Oil on canvas painting by Ramon Casas

Bal du Moulin de la Galette is an oil on canvas painting by Spanish painter Ramon Casas, created between 1890 and 1891. It is held at the Cau Ferrat Museum in Sitges, Barcelona.

==History and description==
Casas was for the third time in Paris, in the winter of 1890, and had a joint exhibition with Santiago Rusiñol and Enric Clarasó, which lasted until 1892, and was very fruitful, for the quantity and quality of the work.

In 1900, Casas had an important solo exhibition in Paris, organized by Miquel Utrillo, director of the weekly Pel i Ploma and a personal friend, which brought together the best of the artist.
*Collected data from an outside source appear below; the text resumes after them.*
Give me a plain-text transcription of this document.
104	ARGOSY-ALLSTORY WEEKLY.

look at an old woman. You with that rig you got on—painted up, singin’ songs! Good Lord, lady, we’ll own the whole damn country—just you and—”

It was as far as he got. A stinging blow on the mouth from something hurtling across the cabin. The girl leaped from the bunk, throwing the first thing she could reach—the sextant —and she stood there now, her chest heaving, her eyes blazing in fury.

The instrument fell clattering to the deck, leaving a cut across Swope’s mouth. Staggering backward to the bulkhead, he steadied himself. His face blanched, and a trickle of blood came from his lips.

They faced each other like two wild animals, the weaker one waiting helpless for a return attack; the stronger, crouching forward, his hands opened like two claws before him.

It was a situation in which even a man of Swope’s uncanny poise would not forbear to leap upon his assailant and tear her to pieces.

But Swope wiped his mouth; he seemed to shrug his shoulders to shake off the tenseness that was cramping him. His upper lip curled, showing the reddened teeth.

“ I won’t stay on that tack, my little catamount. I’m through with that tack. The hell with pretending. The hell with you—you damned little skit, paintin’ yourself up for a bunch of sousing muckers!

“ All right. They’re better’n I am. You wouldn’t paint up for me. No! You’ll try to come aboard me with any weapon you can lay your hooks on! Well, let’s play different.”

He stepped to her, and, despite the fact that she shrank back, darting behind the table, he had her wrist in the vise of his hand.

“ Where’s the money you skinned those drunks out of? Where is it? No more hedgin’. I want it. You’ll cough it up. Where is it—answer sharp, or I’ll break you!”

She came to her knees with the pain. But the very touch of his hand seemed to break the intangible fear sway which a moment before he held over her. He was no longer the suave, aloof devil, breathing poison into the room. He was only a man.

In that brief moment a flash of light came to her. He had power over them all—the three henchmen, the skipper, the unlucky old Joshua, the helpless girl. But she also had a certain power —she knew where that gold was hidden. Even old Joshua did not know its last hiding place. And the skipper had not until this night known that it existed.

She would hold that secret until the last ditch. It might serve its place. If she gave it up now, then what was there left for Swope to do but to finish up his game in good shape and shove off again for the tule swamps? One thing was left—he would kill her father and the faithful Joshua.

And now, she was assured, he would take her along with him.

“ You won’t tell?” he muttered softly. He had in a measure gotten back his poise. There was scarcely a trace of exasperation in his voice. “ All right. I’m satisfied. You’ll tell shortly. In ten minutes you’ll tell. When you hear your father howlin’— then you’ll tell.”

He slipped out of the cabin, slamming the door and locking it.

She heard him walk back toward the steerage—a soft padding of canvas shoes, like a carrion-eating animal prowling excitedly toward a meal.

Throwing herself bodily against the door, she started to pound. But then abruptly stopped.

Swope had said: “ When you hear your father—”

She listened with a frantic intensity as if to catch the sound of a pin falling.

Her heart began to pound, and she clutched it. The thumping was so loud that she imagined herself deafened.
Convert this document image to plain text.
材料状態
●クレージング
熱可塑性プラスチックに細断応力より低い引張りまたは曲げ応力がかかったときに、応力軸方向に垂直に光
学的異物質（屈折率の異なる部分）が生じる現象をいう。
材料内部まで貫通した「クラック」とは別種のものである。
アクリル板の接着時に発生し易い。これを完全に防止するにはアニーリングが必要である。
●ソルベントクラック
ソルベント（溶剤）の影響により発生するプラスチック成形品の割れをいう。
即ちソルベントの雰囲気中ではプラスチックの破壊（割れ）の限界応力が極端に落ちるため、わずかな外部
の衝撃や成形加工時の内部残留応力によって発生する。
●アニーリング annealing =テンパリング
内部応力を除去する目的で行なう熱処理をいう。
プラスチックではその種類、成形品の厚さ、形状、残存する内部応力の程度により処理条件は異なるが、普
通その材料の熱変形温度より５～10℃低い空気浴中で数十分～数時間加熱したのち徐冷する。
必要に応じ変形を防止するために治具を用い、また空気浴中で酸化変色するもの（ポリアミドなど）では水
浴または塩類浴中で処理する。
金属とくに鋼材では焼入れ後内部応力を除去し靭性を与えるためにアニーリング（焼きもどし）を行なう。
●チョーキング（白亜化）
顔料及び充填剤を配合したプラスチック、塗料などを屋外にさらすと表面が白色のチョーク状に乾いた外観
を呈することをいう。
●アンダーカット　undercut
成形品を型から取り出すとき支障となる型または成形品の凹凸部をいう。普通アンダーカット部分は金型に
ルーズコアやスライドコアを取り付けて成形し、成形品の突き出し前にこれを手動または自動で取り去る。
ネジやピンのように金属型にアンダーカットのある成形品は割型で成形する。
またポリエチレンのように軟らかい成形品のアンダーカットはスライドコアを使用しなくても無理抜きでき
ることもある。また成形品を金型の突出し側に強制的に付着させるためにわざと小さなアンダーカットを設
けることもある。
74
The current painting had a prominent place in the exhibition.

Concerning the subject, it is interesting to note that unlike Pierre-Auguste Renoir and Henri de Toulouse-Lautrec, who captured this same environment in a bustling moment in 1876 and 1889, respectively, Casas opted to give a sad and sordid image of the place. Casas captured a wide panoramic view of the dimly lit room, with only two figures dancing and others in the foreground, in an indifferent attitude. Somehow, with a cold, monochromatic palette and a predominance of chiaroscuro, Casas opted for a pessimistic vision in this canvas, more in line with the works that his friend Rusiñol was doing at that time.